I’ll Die Rich

Some time ago, the ship Britannia was sailing along the southern coast of America. All apparently was going well, giving promise of a safe and prosperous Voyage. On board was a large consignment of Spanish dollars; and special guard was taken of the casks which contained them. One day, as the ship was passing the coast of Brazil, she struck on a rock, and instantly filled with water. All was hurry and confusion; but the precious casks with their riches were not overlooked. In the hope of saving some of them, they were brought on Deck; but the leak gained so fast, and the ship was in such a sinking condition, that the only hope for life was to take at once to the boats.

Ah, of how little avail was the money then! the golden Spanish dollars, which would bring so much wealth and happiness to many families, were unthought of when life was in danger: men felt that dear life was worth more to them than money. The hungry sea was lashing around the shift, threatening every moment to engulf it; and what good could money do at such a time as that question mark surely no one on-board would even think of it!

The last boat was about to push off; it was the final chance for those on board and a young midshipman, who was just stepping into the boat, mindful of his duty, rushed back to make sure that there was no one by any mischance being left in the now fast sinking vessel. How great was his surprise to see a man calmly sitting on deck, with a hatchet in his hand, breaking open the casks, and heaping the money all about him.

“What can you be thinking of?” shouted the young man. “What are you doing? Don’t you know the ship is sinking fast? A few minutes more, and she will go down!”

“She may go down,” said the infatuated man; “but I have lived a poor wretch all my life, and now I am determined that I’ll die rich!”

The young midshipman vainly pleaded with him to escape, while escape was possible, by coming into the boat; but the only answer was a flourish of his hatchet as he deliberately began to open another cask. Seeing that his most pressing entreaties were in vain, the young man hastened away to save his own life. He jumped into the boat, and the crew pulled away rapidly, leaving the money-seeker to his self-chosen fate. A few minutes more, and the ship heeled over and sink beneath the waves. The last view that they had of the man showed that he was still sitting among the shining heaps of gold.
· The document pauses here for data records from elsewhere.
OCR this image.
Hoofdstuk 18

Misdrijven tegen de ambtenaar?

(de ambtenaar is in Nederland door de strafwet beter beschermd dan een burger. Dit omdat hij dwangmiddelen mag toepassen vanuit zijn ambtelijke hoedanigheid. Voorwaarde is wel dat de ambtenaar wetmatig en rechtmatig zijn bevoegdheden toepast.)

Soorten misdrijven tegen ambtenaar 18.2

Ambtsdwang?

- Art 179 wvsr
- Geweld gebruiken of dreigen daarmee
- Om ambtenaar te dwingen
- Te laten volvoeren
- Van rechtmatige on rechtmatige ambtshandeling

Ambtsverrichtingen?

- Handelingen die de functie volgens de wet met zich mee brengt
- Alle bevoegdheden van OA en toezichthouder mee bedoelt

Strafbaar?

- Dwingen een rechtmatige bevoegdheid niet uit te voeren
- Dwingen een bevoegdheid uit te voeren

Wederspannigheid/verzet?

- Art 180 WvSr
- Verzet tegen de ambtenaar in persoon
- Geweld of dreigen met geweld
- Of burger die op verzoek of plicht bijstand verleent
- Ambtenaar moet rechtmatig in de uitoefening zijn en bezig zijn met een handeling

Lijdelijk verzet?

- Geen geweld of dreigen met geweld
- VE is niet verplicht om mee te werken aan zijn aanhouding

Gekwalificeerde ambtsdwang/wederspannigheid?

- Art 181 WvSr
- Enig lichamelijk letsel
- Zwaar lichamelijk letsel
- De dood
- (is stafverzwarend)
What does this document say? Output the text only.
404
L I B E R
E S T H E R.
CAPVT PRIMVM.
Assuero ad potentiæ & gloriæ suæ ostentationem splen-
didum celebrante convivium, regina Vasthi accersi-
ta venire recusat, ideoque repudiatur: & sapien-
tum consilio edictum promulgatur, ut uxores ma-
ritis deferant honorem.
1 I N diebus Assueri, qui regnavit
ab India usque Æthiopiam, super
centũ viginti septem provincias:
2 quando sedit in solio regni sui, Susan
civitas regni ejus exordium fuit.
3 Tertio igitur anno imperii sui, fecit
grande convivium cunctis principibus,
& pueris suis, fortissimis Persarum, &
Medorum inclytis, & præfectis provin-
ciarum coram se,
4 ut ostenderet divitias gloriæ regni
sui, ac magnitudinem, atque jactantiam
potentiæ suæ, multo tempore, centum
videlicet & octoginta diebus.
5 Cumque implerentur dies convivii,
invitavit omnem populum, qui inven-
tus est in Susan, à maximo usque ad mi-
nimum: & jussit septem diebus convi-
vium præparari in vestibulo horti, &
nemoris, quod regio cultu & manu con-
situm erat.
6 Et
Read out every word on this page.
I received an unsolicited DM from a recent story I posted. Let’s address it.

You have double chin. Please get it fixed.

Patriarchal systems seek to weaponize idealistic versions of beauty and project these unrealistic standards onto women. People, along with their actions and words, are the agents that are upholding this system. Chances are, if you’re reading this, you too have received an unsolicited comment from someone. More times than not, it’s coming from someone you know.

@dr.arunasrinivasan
Did he die rich? He died poor, immeasurably poor for the next world. He risked his life for gold, and he lost his life. “What shall it profit a man if he shall gain the whole world, and lose his own soul?” The man had the opportunity of being saved; but he would not heed the entreaties of his friend. Safety was offered to him; yea, he was begged to leave his gold and enter the boat, but he first neglected, then finally rejected, all offer of escape, and went to his doom. He was not lost because he had no opportunity of being saved; but because he refused it. Like him, if we are lost, it will not be because we had no opportunity; but because, having had every warning and pleading that God can give, we have rejected his way of escape, and deliberately chosen our own way. God Gave his well-beloved Son, his only son, to die for us; and unless we come as poor, lost, guilty ones, deserving of hell, and accept his salvation, we shall be eternally lost; for it is written, “Neither is there salvation in any other: for there is none other name under Heaven given among men, whereby we must be saved.”